La valutazione della rosa

Il ritornello dei suoi primi mesi a Napoli è stato un continuo elogio delle qualità del gruppo, reduce da un campionato da 91 punti e un triennio su livelli altissimi. L'errore di valutazione Ancelotti non l'ha commesso nel ritenere questa squadra forte – perchè forte lo è, anche se distante dagli standard dei club allenati in passato – ma nel non comprendere quanto fosse necessario un cambio radicale per chiudere un ciclo e avviarne un altro. Il Napoli ereditato da ‘Carletto' è stato costruito su più di un calciatore che in azzurro aveva già dato tutto quello che poteva dare. E' mancato il coraggio di operare scelte sicuramente difficili, ma necessarie.

L'anti-identità tattica

L'iper-valutazione della cifra tecnica del gruppo ha avuto un riflesso evidente nelle scelte tattiche e in quello che si è visto sul campo. Il Napoli è passato da un'impostazione tattica molto rigida, cucita quasi su misura alle caratteristiche dei giocatori, ad un sistema di gioco meno codificato con maggiore libertà (e responsabilità) per i singoli. Da un'identità ad una sorta di anti-identità. Un progetto ambizioso che sul lungo termine ha tolto certezze alla squadra, composta da tanti ottimi giocatori ‘di sistema', bisognosi di uno spartito tattico chiaro per esaltarsi. Con evidenti risvolti nel rendimento generale.

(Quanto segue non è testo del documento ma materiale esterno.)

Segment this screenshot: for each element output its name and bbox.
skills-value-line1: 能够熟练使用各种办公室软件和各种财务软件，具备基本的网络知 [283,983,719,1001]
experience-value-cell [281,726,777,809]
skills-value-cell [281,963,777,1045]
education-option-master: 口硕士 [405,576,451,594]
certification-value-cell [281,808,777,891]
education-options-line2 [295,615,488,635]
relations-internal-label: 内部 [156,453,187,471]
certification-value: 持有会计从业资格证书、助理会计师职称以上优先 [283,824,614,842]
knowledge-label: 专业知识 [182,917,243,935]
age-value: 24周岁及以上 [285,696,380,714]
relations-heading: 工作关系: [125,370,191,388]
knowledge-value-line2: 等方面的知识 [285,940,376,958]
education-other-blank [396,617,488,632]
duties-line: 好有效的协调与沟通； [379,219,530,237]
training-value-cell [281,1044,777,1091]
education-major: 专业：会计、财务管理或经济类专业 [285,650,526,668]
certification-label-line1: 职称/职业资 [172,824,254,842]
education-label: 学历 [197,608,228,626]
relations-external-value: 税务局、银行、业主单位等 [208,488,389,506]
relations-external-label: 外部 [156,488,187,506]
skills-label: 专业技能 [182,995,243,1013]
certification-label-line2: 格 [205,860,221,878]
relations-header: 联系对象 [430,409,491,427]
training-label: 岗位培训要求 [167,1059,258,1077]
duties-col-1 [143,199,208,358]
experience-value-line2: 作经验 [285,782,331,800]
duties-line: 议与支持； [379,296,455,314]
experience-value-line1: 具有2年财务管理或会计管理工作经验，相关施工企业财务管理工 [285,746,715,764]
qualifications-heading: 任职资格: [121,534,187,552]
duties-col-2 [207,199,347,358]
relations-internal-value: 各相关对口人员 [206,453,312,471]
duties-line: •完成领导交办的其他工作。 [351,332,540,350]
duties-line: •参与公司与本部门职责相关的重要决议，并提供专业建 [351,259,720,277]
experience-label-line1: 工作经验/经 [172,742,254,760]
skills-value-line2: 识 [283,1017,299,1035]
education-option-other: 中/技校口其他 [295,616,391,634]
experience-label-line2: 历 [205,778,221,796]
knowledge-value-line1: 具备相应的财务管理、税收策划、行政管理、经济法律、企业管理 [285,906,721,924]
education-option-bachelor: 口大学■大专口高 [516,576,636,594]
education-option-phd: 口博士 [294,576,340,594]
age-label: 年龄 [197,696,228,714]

Sottovalutati i campanelli d'allarme

La decomposizione del Napoli di Ancelotti non è cominciata la notte dell'ammutinamento post Napoli-Salisburgo, o nella turbolenta serata di Napoli-Atalanta. Il calo di rendimento generale era visibile già da mesi. Nel girone di ritorno dello scorso campionato il Napoli ha chiuso al sesto posto, da gennaio ad oggi è settimo per punti conquistati nell'anno solare. L'attuale settimo posto in Serie A è assolutamente in linea con il cammino cominciato all'inizio di quest'anno, un trend erroneamente sottovalutato – insieme alle sue cause – nella fase di pianificazione della nuova stagione.

La strategia dell'ultimo mercato

La campagna acquisti che avrebbe dovuto rendere a tutti gli effetti il Napoli la squadra di Carlo Ancelotti ha finito per generare più di un'incognita, anche in virtù delle sue indicazioni. In cima alla lista dei desideri è stato messo un profilo tecnico, inseguito vanamente per mesi nella persona di James Rodriguez, senza che ci fosse un piano B assimilabile al colombiano per caratteristiche. Nella costruzione del centrocampo si è sottovalutata la necessità di dover fornire un'alternativa concreta ad Allan, fondamentale per dare equilibrio, e non è mai stata contemplata la possibilità di avere in rosa un giocatore più votato alla distribuzione del pallone. Le condizioni di Ghoulam, da settimane fuori dai convocati, sono state ignorate lasciando il solo Mario Rui a presidiare la fascia sinistra. Un mercato con troppe ombre.

L'impatto sulla mentalità

Carlo Ancelotti è uno degli allenatori più vincenti della storia. Più di qualsiasi altra cosa, da lui ci si aspettava quel salto di qualità in termini di mentalità che a Napoli si invoca da anni. Il fatidico ultimo passo che era mancato al Napoli di Sarri si pensava potesse garantirlo lui, in virtù della sua esperienza e delle sue abilità gestionali. E invece Ancelotti non è riuscito a far presa sul gruppo anche su questo piano. Non solo la squadra non ha fatto passi avanti, ma è persino regredita nell'approccio alle partite, nella capacità di reagire alle difficoltà e nell'abitudine alla vittoria. Quel ‘clic' nella testa del gruppo, da cui tutto sarebbe dovuto partire, non è mai scattato.